08 October 2014

Wishing Will by Daniel Harvell

 Outcast middle schooler Will Cricket wants a new look, popular friends, cool parents and enough coordination to dribble a basketball - but he never actively pursues any of it. Instead, Will makes wishes.
When the magical wishing corporation known as the Sky Castle Network and Enterprises (a.k.a. the SCENE) agrees to grant him his ultimate wish to be someone different, he must work for his reward. Becoming a super-powered agent for the organization, Will teams up with a celestial wish agent with delusions of Hollywood stardom, a shape-changing half-Genie, a narcoleptic Dreamweaver and a stick-in-the-mud wish lawyer.

Together, they grant the wishes of Will’s classmates and family members, helping the same people who pick on Will every day. As if these challenges weren't enough, there's a mystery surrounding his peculiar grandmother and a malevolent force bent on enslaving humanity. Will might have to fight not only for his wish but also for the entire world!
https://www.goodreads.com/book/show/22788283-wishing-will?ac=1
I read Wishing Will along with my two kids and we truly enjoyed the world Harvell created. The fantasy of having beings with the ability to grant wishes and humans who can tap into that power was a magical tale full of wonder and excitement.  

Will is an easy going and kind kid trying to navigate his way through the awkwardness of school. He doesn’t fit in at school and to make matters worse he feels invisible at home. His popular older sister pretends he doesn’t exist, the school bully is constantly messing with him, his eccentric grandmother is oblivious to her surroundings and his parents are too busy to take notice. Will feels disconnected so he makes a big wish hoping to become someone else but that wish brings much more into his life that what he could have ever imagined. He goes from lost kid trying to hide to someone with a great power and unique abilities. He has new friends from another world who work for a wish granting company and his life is now full of adventure, danger and mystery. He’s helping grant other peoples wishes while trying to protect his grandmother and keep an evil wish granter from taking control over the human race.

The book had a great underlying theme of dreaming big, working hard and being selfless. It touched on the angst kids feel as outsiders and how looking at things from a different perspective can help you channel those negative feelings into positive ones reminding us that we all belong to something bigger, have something to offer and that none of us are perfect. It’s a magical, heartwarming and funny story I recommend to kids and to adults who want to get in touch with their inner kid.


You write one short story at the age of 10 about a pit on the moon laden with poisonous hamburgers, and suddenly you’re an author. That’s the way I saw it when “Murder on the Moon” became an instant hit with my fourth-grade classmates.
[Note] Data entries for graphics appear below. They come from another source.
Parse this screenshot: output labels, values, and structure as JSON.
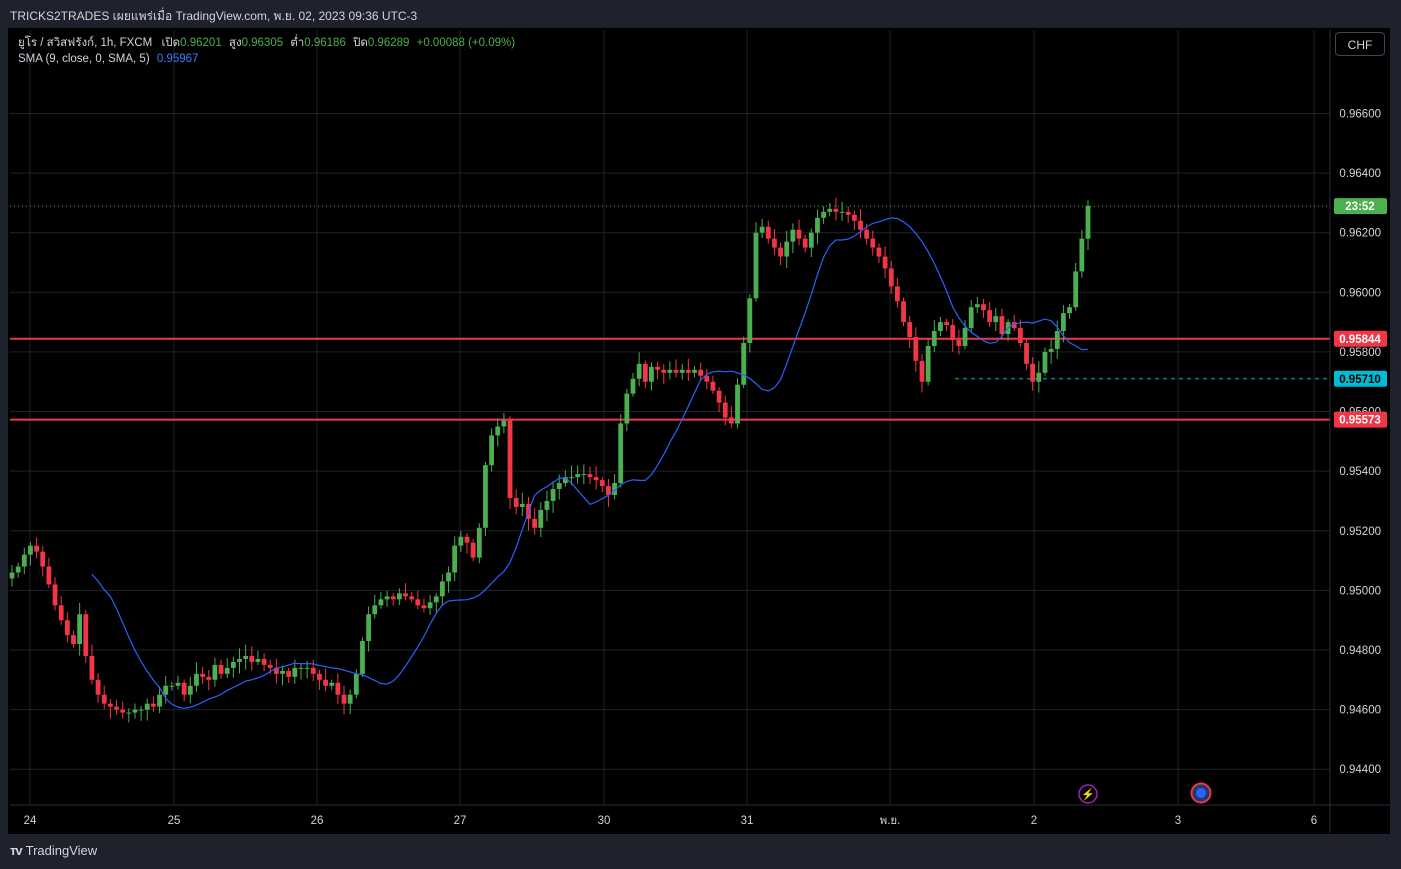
{
  "header": {
    "title": "TRICKS2TRADES เผยแพร่เมื่อ TradingView.com, พ.ย. 02, 2023 09:36 UTC-3"
  },
  "legend": {
    "symbol": "ยูโร / สวิสฟรังก์, 1h, FXCM",
    "open_label": "เปิด",
    "open": "0.96201",
    "high_label": "สูง",
    "high": "0.96305",
    "low_label": "ต่ำ",
    "low": "0.96186",
    "close_label": "ปิด",
    "close": "0.96289",
    "change": "+0.00088 (+0.09%)",
    "sma_label": "SMA (9, close, 0, SMA, 5)",
    "sma_value": "0.95967"
  },
  "currency_button": "CHF",
  "footer": {
    "brand": "TradingView"
  },
  "colors": {
    "up": "#4caf50",
    "down": "#f23645",
    "sma": "#2962ff",
    "level": "#f23645",
    "marker": "#00bcd4",
    "countdown": "#4caf50"
  },
  "chart_data": {
    "type": "candlestick",
    "title": "ยูโร / สวิสฟรังก์, 1h, FXCM",
    "y_ticks": [
      "0.96600",
      "0.96400",
      "0.96200",
      "0.96000",
      "0.95800",
      "0.95600",
      "0.95400",
      "0.95200",
      "0.95000",
      "0.94800",
      "0.94600",
      "0.94400"
    ],
    "ylim": [
      0.9428,
      0.9688
    ],
    "x_ticks": [
      "24",
      "25",
      "26",
      "27",
      "30",
      "31",
      "พ.ย.",
      "2",
      "3",
      "6"
    ],
    "horizontal_levels": [
      {
        "value": 0.95844,
        "label": "0.95844",
        "style": "solid-red"
      },
      {
        "value": 0.95573,
        "label": "0.95573",
        "style": "solid-red"
      }
    ],
    "marker_level": {
      "value": 0.9571,
      "label": "0.95710"
    },
    "last_price": {
      "value": 0.96289,
      "countdown": "23:52"
    },
    "sma": {
      "name": "SMA (9, close, 0, SMA, 5)",
      "last": 0.95967
    },
    "series": [
      {
        "name": "EURCHF 1h",
        "closes": [
          0.9506,
          0.9508,
          0.9512,
          0.9515,
          0.9513,
          0.9508,
          0.9502,
          0.9495,
          0.949,
          0.9485,
          0.9482,
          0.9492,
          0.9478,
          0.947,
          0.9465,
          0.9462,
          0.9461,
          0.946,
          0.9459,
          0.9459,
          0.946,
          0.946,
          0.9462,
          0.9461,
          0.9465,
          0.9468,
          0.9468,
          0.9469,
          0.9465,
          0.9468,
          0.9472,
          0.9471,
          0.947,
          0.9475,
          0.9472,
          0.9474,
          0.9476,
          0.9477,
          0.9478,
          0.9476,
          0.9477,
          0.9475,
          0.9474,
          0.9472,
          0.9473,
          0.9471,
          0.9474,
          0.9474,
          0.9474,
          0.9472,
          0.947,
          0.9468,
          0.9469,
          0.9465,
          0.9462,
          0.9465,
          0.9472,
          0.9483,
          0.9492,
          0.9495,
          0.9497,
          0.9498,
          0.9497,
          0.9499,
          0.9498,
          0.9497,
          0.9495,
          0.9494,
          0.9496,
          0.9498,
          0.9503,
          0.9506,
          0.9515,
          0.9518,
          0.9516,
          0.9511,
          0.9521,
          0.9542,
          0.9552,
          0.9555,
          0.9557,
          0.9531,
          0.9528,
          0.9529,
          0.9524,
          0.9521,
          0.9527,
          0.953,
          0.9534,
          0.9536,
          0.9538,
          0.9538,
          0.9539,
          0.9539,
          0.9538,
          0.9537,
          0.9535,
          0.9532,
          0.9536,
          0.9556,
          0.9566,
          0.9571,
          0.9576,
          0.957,
          0.9575,
          0.9574,
          0.9573,
          0.9574,
          0.9573,
          0.9574,
          0.9573,
          0.9574,
          0.9572,
          0.957,
          0.9567,
          0.9563,
          0.9558,
          0.9556,
          0.9569,
          0.9583,
          0.9598,
          0.962,
          0.9622,
          0.9618,
          0.9615,
          0.9612,
          0.9617,
          0.9621,
          0.9618,
          0.9615,
          0.962,
          0.9625,
          0.9627,
          0.9628,
          0.9627,
          0.9627,
          0.9626,
          0.9624,
          0.9621,
          0.9618,
          0.9615,
          0.9612,
          0.9608,
          0.9602,
          0.9597,
          0.959,
          0.9585,
          0.9577,
          0.957,
          0.9582,
          0.9587,
          0.959,
          0.9589,
          0.9584,
          0.9582,
          0.9588,
          0.9595,
          0.9596,
          0.9594,
          0.959,
          0.9592,
          0.9586,
          0.959,
          0.9588,
          0.9583,
          0.9576,
          0.957,
          0.9573,
          0.958,
          0.9581,
          0.9587,
          0.9593,
          0.9595,
          0.9607,
          0.9618,
          0.9629
        ]
      }
    ]
  }
}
I’d always been a voracious reader, but upon sharing my little yarn with my friends, I suddenly realized the freedom (and power!) of becoming the storyteller. Over the next few years, I would go on to write several short stories, mostly involving murder mysteries and my schoolmates.

The thrill of whodunits subsided when I discovered the long and (theoretically) rewarding payoffs of the soap operatic style of telling tales, which was followed quickly by my unearthing of the superhero fiction genre (which is just soap operas in spandex).Fast-forward to my last semester at Florida State University, where I was starting to regret my decision to pursue a business management degree instead of something more literary. I had big stories in my head. Instead of second-guessing my educational path, I used my free time to pursue my passion. A few months later, my first novel had arrived in the world—and it wasn’t pretty. Like all writers, though, I had to start somewhere.

I went back to the drawing board with my ideas for The Survivors—a contemporary fantasy story about what would happen if real people found themselves empowered with superhuman abilities. But The Survivors wasn’t so pretty either. The concept was fun but the execution was rough. It was temporarily shelved while I set out to learn how to be a better and publishable writer. And 10 years later, I think I may have learned a thing or two.

During the interim years, I finally found my true voice in Wishing Will. While The Survivors will always be my baby, Wishing Will has been my favorite child (I know, I’m not supposed to have one, but this book just hits all of the right notes). In many ways, the work of an artist is like his or her child. Now my little ones are ready to play with the big kids.